The appearance was Trump’s first extended solo press conference since February 2017, and it showed why he and his advisers wouldn’t want him answering questions in an open forum like this very often. The president is incapable of speaking on any story for long without turning the subject back to himself, often with disconcerting results, like his claim about the media conspiracy.

The accusations against Kavanaugh have already put the Republican Party in a difficult spot ahead of November’s midterm elections. Women are poised to be a crucial voting bloc, and Trump is unpopular with them—even in the context of Trump’s atrocious approval ratings. The GOP is trying to strike a balance of getting Kavanaugh through without appearing dismissive of sexual assault, and Trump’s rambling comments on Wednesday deepen the trouble. The press conference appeared to be disastrous for the president, for his party, and for Kavanaugh.

[Conservative women thread a needle on Kavanaugh.]

Trump offered various messages that didn’t come close to providing clarity. Last week, Trump dismissed Christine Blasey Ford’s allegations of an attempted rape by Kavanaugh in 1982, saying that “if the attack on Dr. Ford was as bad as she says, charges would have been immediately filed with local Law Enforcement Authorities by either her or her loving parents.” Initially on Wednesday, he repeated that, asking why Ford hadn’t come forward earlier. But minutes later, he said he wouldn’t have been surprised if a woman was reluctant to file a police report at the time.

“It’s a very tough situation for a woman, there’s no question about it,” he said. “Frankly, had they reported it, it would have been pretty amazing, wouldn’t it? … I’m not saying they have to report it.”

Over the course of more than an hour, Trump covered a wide range. He refused to say whether he would fire Deputy Attorney General Rod Rosenstein or request his resignation, and suggested that he might postpone a meeting scheduled for Thursday. He declined to give a straight answer about whether any members of his administration might have considered trying to remove him using the Twenty-Fifth Amendment, but he railed at his critics.

“In one case, they say, ‘He’s a fascist, he’s taking over the government, he’s the most powerful president ever. He’s a horrible human being. He wants to take over the entire government and he’s going to do it. We can’t stop him,’” Trump said. “That didn’t work. The next week, he said, ‘Uh, he’s incompetent.’”

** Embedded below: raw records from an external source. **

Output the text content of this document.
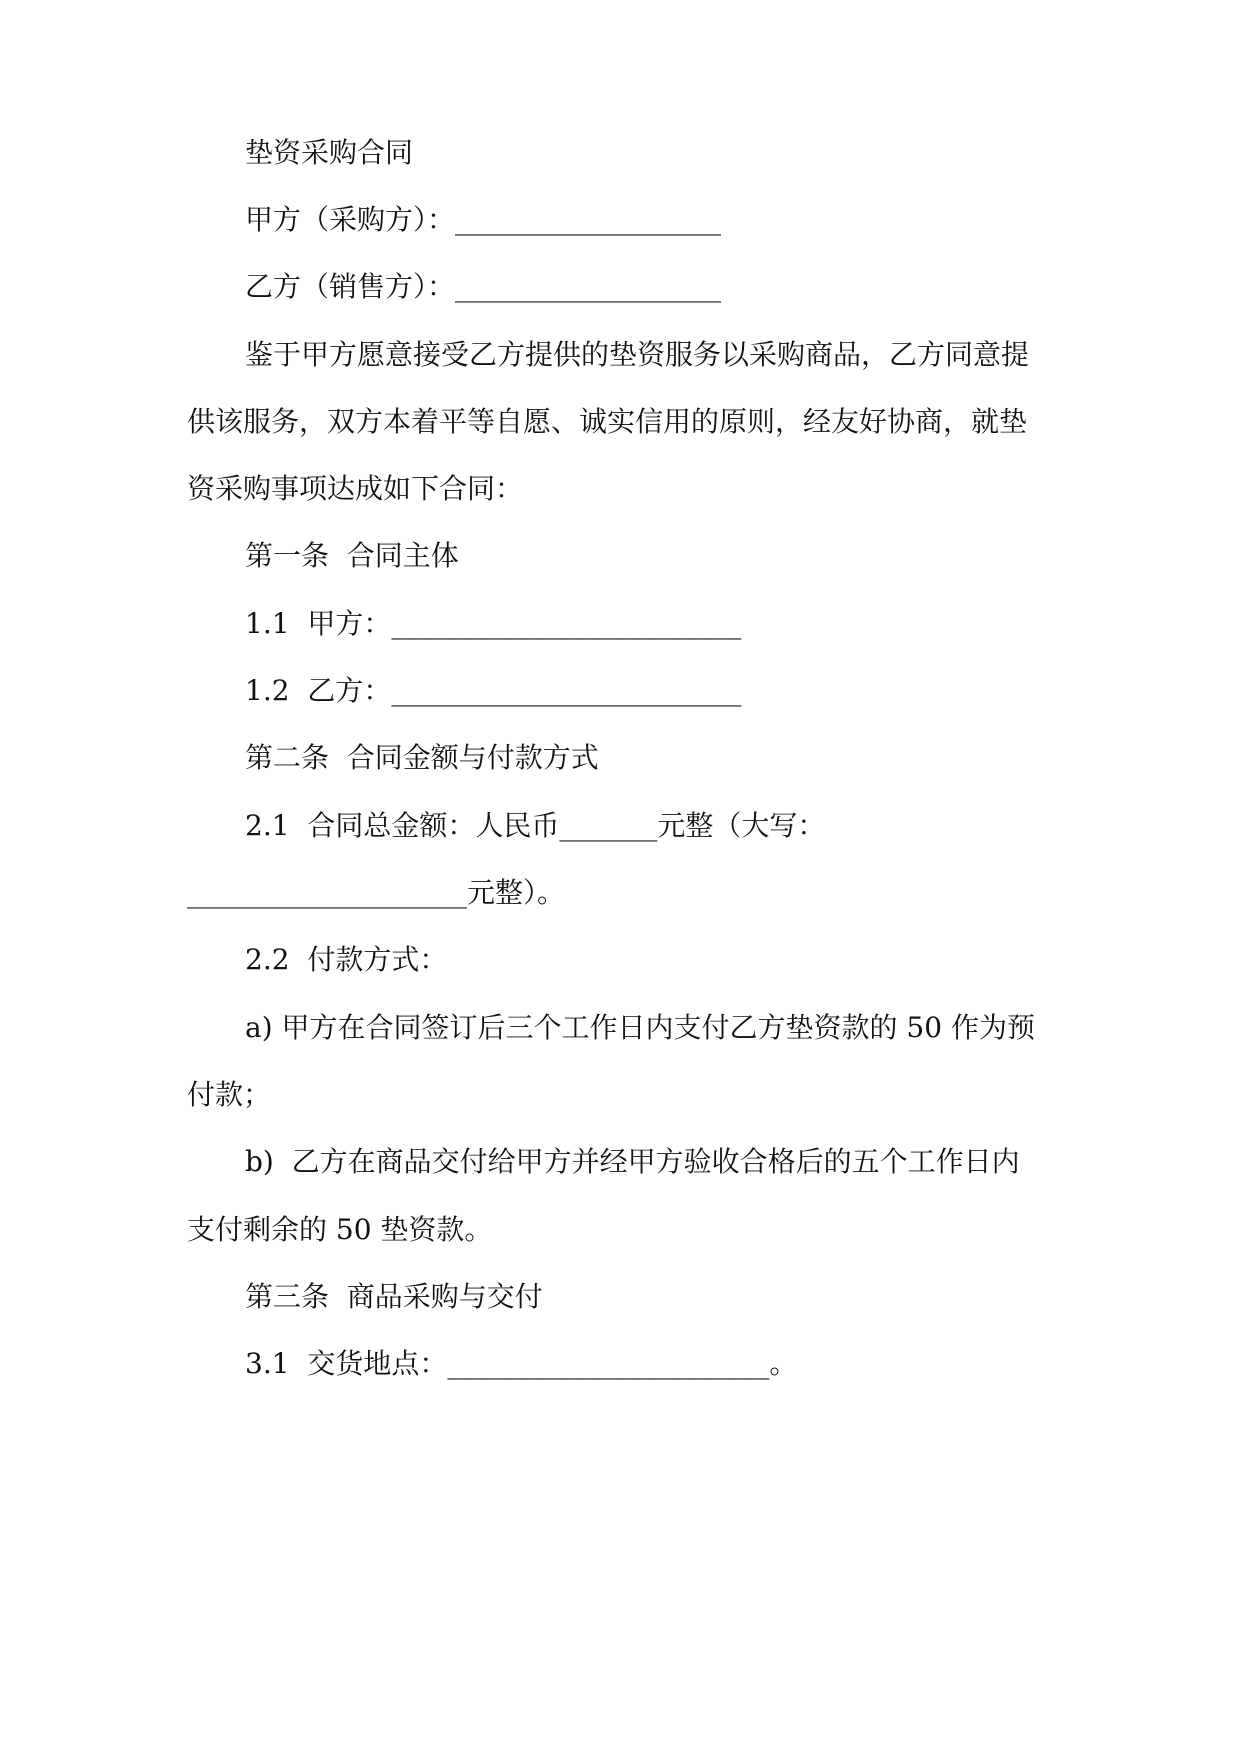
垫资采购合同
甲方（采购方）：___________________
乙方（销售方）：___________________
鉴于甲方愿意接受乙方提供的垫资服务以采购商品，乙方同意提
供该服务，双方本着平等自愿、诚实信用的原则，经友好协商，就垫
资采购事项达成如下合同：
第一条  合同主体
1.1  甲方：_________________________
1.2  乙方：_________________________
第二条  合同金额与付款方式
2.1  合同总金额：人民币_______元整（大写：
____________________元整）。
2.2  付款方式：
a) 甲方在合同签订后三个工作日内支付乙方垫资款的 50 作为预
付款；
b)  乙方在商品交付给甲方并经甲方验收合格后的五个工作日内
支付剩余的 50 垫资款。
第三条  商品采购与交付
3.1  交货地点：_______________________。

Elsewhere, Trump criticized the Federal Reserve for raising interest rates, attacked the Obama administration’s nuclear deal with Iran, and said that if Hillary Clinton had won the election there would have been a war with North Korea. He took several questions from Kurdish reporters, though he did not make any concrete commitments about American dealings with the Kurds.

The event felt like a throwback to the presidential campaign, when Trump gave frequent press conferences. Just as then, Trump was at turns combative and jocular, cracking jokes with reporters. (Trump also said he believed that all the mainstream outlets would endorse him for reelection; it may have been a joke, but he didn’t crack a smile.) But Trump is president now, and so what seemed bizarre but somewhat irrelevant is different. The stakes are higher—and the answers are, somehow, even stranger.